Green meatballs, sounds appetizing, doesn't it? Of course, the original recipe title isn't much better. In the French it is simply balls.

This is one of our favorite recipes in our demonstration kitchen.  Partly because it is so nummy, but also because it really only works with medieval techniques. How technology changes what we cook fascinates me. I have tried this recipe many times using purely modern techniques and am always disappointed, but out on the fire it comes alive.  

Balls (French Meat Balls)

  • 1 lb ground lamb

  • 1 lb ground pork

  • 32 Grains of Paradise, ground in mortar (about 1/4 tsp ground) plain pepper or cardamom may be substituted.

  • 1/4 tsp ground cloves

  • 1/2 tsp ground ginger

  • 1 egg white

Batter

  • 3/4 - 1 cup fresh  parsley crushed in a mortar

  • flour

  • 1 egg yolk

  • broth from parboiling.

 Mix meat, spices and egg white together and form into small balls (ping pong size makes about 24)

Cook in simmering well-salted water until firm. (Save some of this broth for making the batter later.)

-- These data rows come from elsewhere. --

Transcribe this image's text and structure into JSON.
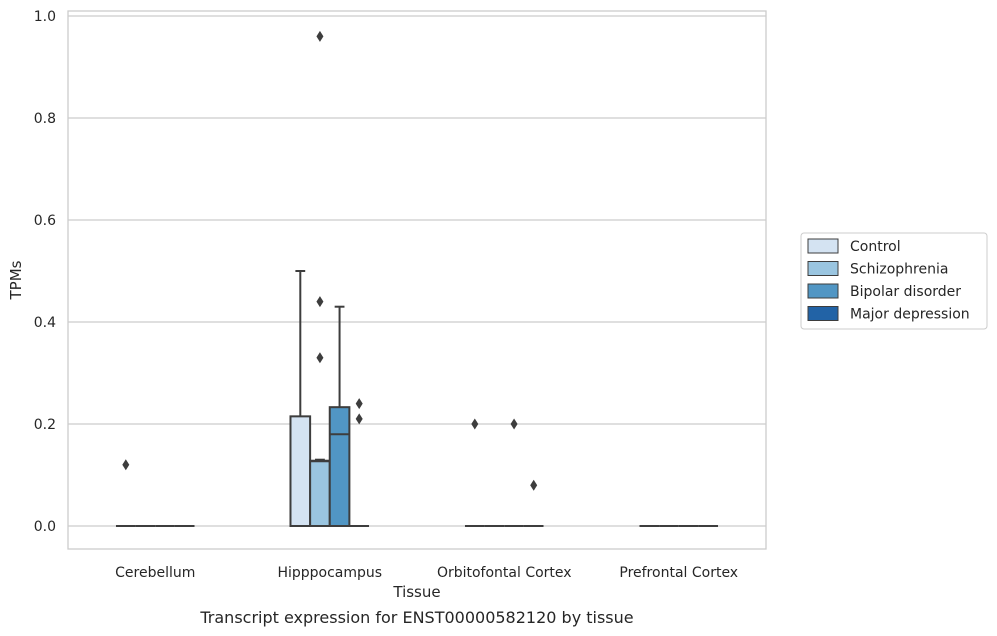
{
  "chart_data": {
    "type": "box",
    "xlabel": "Tissue",
    "ylabel": "TPMs",
    "caption": "Transcript expression for ENST00000582120 by tissue",
    "ylim": [
      -0.045,
      1.01
    ],
    "yticks": [
      0.0,
      0.2,
      0.4,
      0.6,
      0.8,
      1.0
    ],
    "ytick_labels": [
      "0.0",
      "0.2",
      "0.4",
      "0.6",
      "0.8",
      "1.0"
    ],
    "grid": "horizontal",
    "legend_position": "right",
    "categories": [
      "Cerebellum",
      "Hipppocampus",
      "Orbitofontal Cortex",
      "Prefrontal Cortex"
    ],
    "series": [
      {
        "name": "Control",
        "color": "#d4e3f2",
        "boxes": [
          {
            "category": "Cerebellum",
            "q1": 0,
            "median": 0,
            "q3": 0,
            "whisker_low": 0,
            "whisker_high": 0,
            "outliers": [
              0.12
            ]
          },
          {
            "category": "Hipppocampus",
            "q1": 0,
            "median": 0,
            "q3": 0.215,
            "whisker_low": 0,
            "whisker_high": 0.5,
            "outliers": []
          },
          {
            "category": "Orbitofontal Cortex",
            "q1": 0,
            "median": 0,
            "q3": 0,
            "whisker_low": 0,
            "whisker_high": 0,
            "outliers": [
              0.2
            ]
          },
          {
            "category": "Prefrontal Cortex",
            "q1": 0,
            "median": 0,
            "q3": 0,
            "whisker_low": 0,
            "whisker_high": 0,
            "outliers": []
          }
        ]
      },
      {
        "name": "Schizophrenia",
        "color": "#9ac5e0",
        "boxes": [
          {
            "category": "Cerebellum",
            "q1": 0,
            "median": 0,
            "q3": 0,
            "whisker_low": 0,
            "whisker_high": 0,
            "outliers": []
          },
          {
            "category": "Hipppocampus",
            "q1": 0,
            "median": 0.127,
            "q3": 0.128,
            "whisker_low": 0,
            "whisker_high": 0.13,
            "outliers": [
              0.96,
              0.44,
              0.33
            ]
          },
          {
            "category": "Orbitofontal Cortex",
            "q1": 0,
            "median": 0,
            "q3": 0,
            "whisker_low": 0,
            "whisker_high": 0,
            "outliers": []
          },
          {
            "category": "Prefrontal Cortex",
            "q1": 0,
            "median": 0,
            "q3": 0,
            "whisker_low": 0,
            "whisker_high": 0,
            "outliers": []
          }
        ]
      },
      {
        "name": "Bipolar disorder",
        "color": "#5196c4",
        "boxes": [
          {
            "category": "Cerebellum",
            "q1": 0,
            "median": 0,
            "q3": 0,
            "whisker_low": 0,
            "whisker_high": 0,
            "outliers": []
          },
          {
            "category": "Hipppocampus",
            "q1": 0,
            "median": 0.18,
            "q3": 0.233,
            "whisker_low": 0,
            "whisker_high": 0.43,
            "outliers": []
          },
          {
            "category": "Orbitofontal Cortex",
            "q1": 0,
            "median": 0,
            "q3": 0,
            "whisker_low": 0,
            "whisker_high": 0,
            "outliers": [
              0.2
            ]
          },
          {
            "category": "Prefrontal Cortex",
            "q1": 0,
            "median": 0,
            "q3": 0,
            "whisker_low": 0,
            "whisker_high": 0,
            "outliers": []
          }
        ]
      },
      {
        "name": "Major depression",
        "color": "#2263a6",
        "boxes": [
          {
            "category": "Cerebellum",
            "q1": 0,
            "median": 0,
            "q3": 0,
            "whisker_low": 0,
            "whisker_high": 0,
            "outliers": []
          },
          {
            "category": "Hipppocampus",
            "q1": 0,
            "median": 0,
            "q3": 0,
            "whisker_low": 0,
            "whisker_high": 0,
            "outliers": [
              0.24,
              0.21
            ]
          },
          {
            "category": "Orbitofontal Cortex",
            "q1": 0,
            "median": 0,
            "q3": 0,
            "whisker_low": 0,
            "whisker_high": 0,
            "outliers": [
              0.08
            ]
          },
          {
            "category": "Prefrontal Cortex",
            "q1": 0,
            "median": 0,
            "q3": 0,
            "whisker_low": 0,
            "whisker_high": 0,
            "outliers": []
          }
        ]
      }
    ]
  }
}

Meanwhile, crush parsley in mortar (about 3/4 -1 cup) Don't try chopping it either by hand or machine. Neither technique releases the parsley juice the way crushing the herbs in a mortar does.  Mix in egg yolk, a little flour (start with about a tablespoon, add more as needed) and a few spoonfuls of broth from parboiling. Alternate adding flour and broth till you get the right consistency. You are looking for a thin bright green batter that will stick to the meatballs.

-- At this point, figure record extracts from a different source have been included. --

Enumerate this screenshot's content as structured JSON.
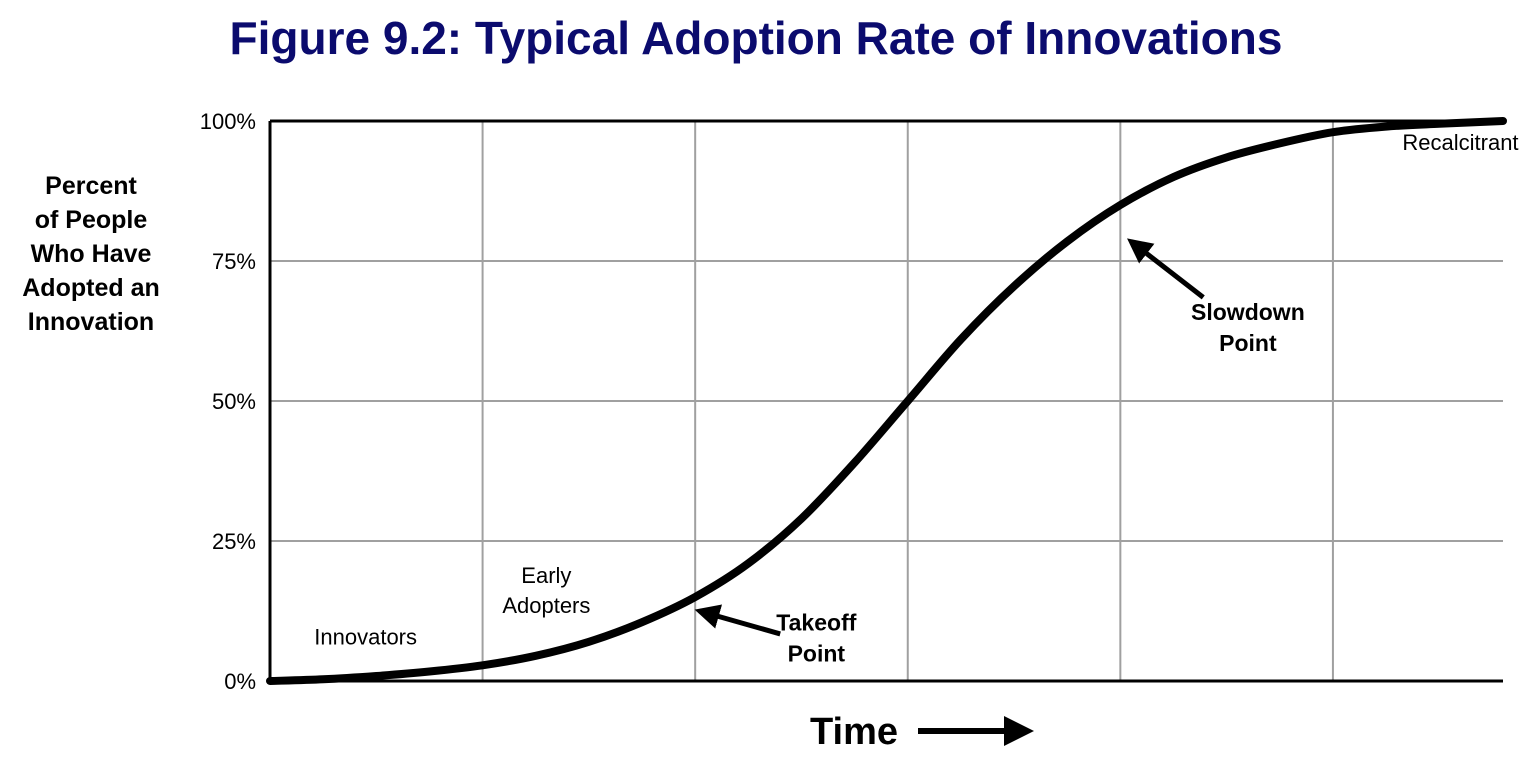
{
  "chart_data": {
    "type": "line",
    "title": "Figure 9.2: Typical Adoption Rate of Innovations",
    "title_color": "#0b0b6e",
    "ylabel_lines": [
      "Percent",
      "of People",
      "Who Have",
      "Adopted an",
      "Innovation"
    ],
    "xlabel": "Time",
    "y_ticks": [
      {
        "value": 0,
        "label": "0%"
      },
      {
        "value": 25,
        "label": "25%"
      },
      {
        "value": 50,
        "label": "50%"
      },
      {
        "value": 75,
        "label": "75%"
      },
      {
        "value": 100,
        "label": "100%"
      }
    ],
    "ylim": [
      0,
      100
    ],
    "xlim": [
      0,
      5.8
    ],
    "x_gridlines": [
      1,
      2,
      3,
      4,
      5
    ],
    "grid": true,
    "grid_color": "#a0a0a0",
    "line_color": "#000000",
    "series": [
      {
        "x": [
          0,
          0.25,
          0.5,
          0.75,
          1.0,
          1.25,
          1.5,
          1.75,
          2.0,
          2.25,
          2.5,
          2.75,
          3.0,
          3.25,
          3.5,
          3.75,
          4.0,
          4.25,
          4.5,
          4.75,
          5.0,
          5.25,
          5.5,
          5.8
        ],
        "values": [
          0,
          0.3,
          0.9,
          1.7,
          2.8,
          4.5,
          7.0,
          10.5,
          15,
          21,
          29,
          39,
          50,
          61,
          70.5,
          78.5,
          85,
          90,
          93.5,
          96,
          98,
          99,
          99.5,
          100
        ]
      }
    ],
    "stage_labels": [
      {
        "lines": [
          "Innovators"
        ],
        "x": 0.45,
        "y": 6.5
      },
      {
        "lines": [
          "Early",
          "Adopters"
        ],
        "x": 1.3,
        "y": 17.5
      },
      {
        "lines": [
          "Recalcitrant"
        ],
        "x": 5.6,
        "y": 94.8
      }
    ],
    "annotations": [
      {
        "lines": [
          "Takeoff",
          "Point"
        ],
        "text_x": 2.57,
        "text_y": 9,
        "arrow_from": [
          2.4,
          8.4
        ],
        "arrow_to": [
          2.02,
          12.5
        ]
      },
      {
        "lines": [
          "Slowdown",
          "Point"
        ],
        "text_x": 4.6,
        "text_y": 64.5,
        "arrow_from": [
          4.39,
          68.5
        ],
        "arrow_to": [
          4.05,
          78.5
        ]
      }
    ]
  }
}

Roll the meatballs in the batter and slide onto skewers. Roast over hot coals until batter is set but still green and meatballs are fully cooked. Additional batter may be brushed on the meatballs as they cook or they can be rolled in it gain as indicated in the original recipe. The time required will vary depending on how hot your fire is, atmospheric conditions and how hungry you are. 

 Original recipe

 From Le Menagier de Paris (1393) as translated by Janet Hinson. This translation is available at www.daviddfriedman.com/.../Menagier/Menagier.html 

 BALLS. Take raw lean meat from a mutton thigh, and the same from a lean pork thigh. It should be all chopped very finely together, then grind in the mortar ginger, grains, clove, and sprinkle it into your chopped meat, and then moisten with egg-white with no yolk; then use your hands to shape the raw meat and spices into balls, then when the shapes are well made, put them on to cook in water with salt, then take them out, and have some hazelwood skewers and spit them and set them to roast; and when they turn brown, have some parsley ground and sieved and flour mixed together, neither too clear nor too thick, and take your balls from the fire and put a dish under them, and turning the spit on the dish, anoint your balls well, then return to the fire as often as necessary until the balls are done.


Meatballs on the fire Junefaire 2006

 

This recipe employs a technique similar to endoring, whereby the meatballs are coated in a batter while roasting to give them color. Endoring, coloring a dish with a golden crust,  is the most widely know of these techniques.  Medieval cooks also encrusted roasts in red, white, brown, black and in this case green. There is a recipe in the German lexicon that colors roast chickens in all six colors.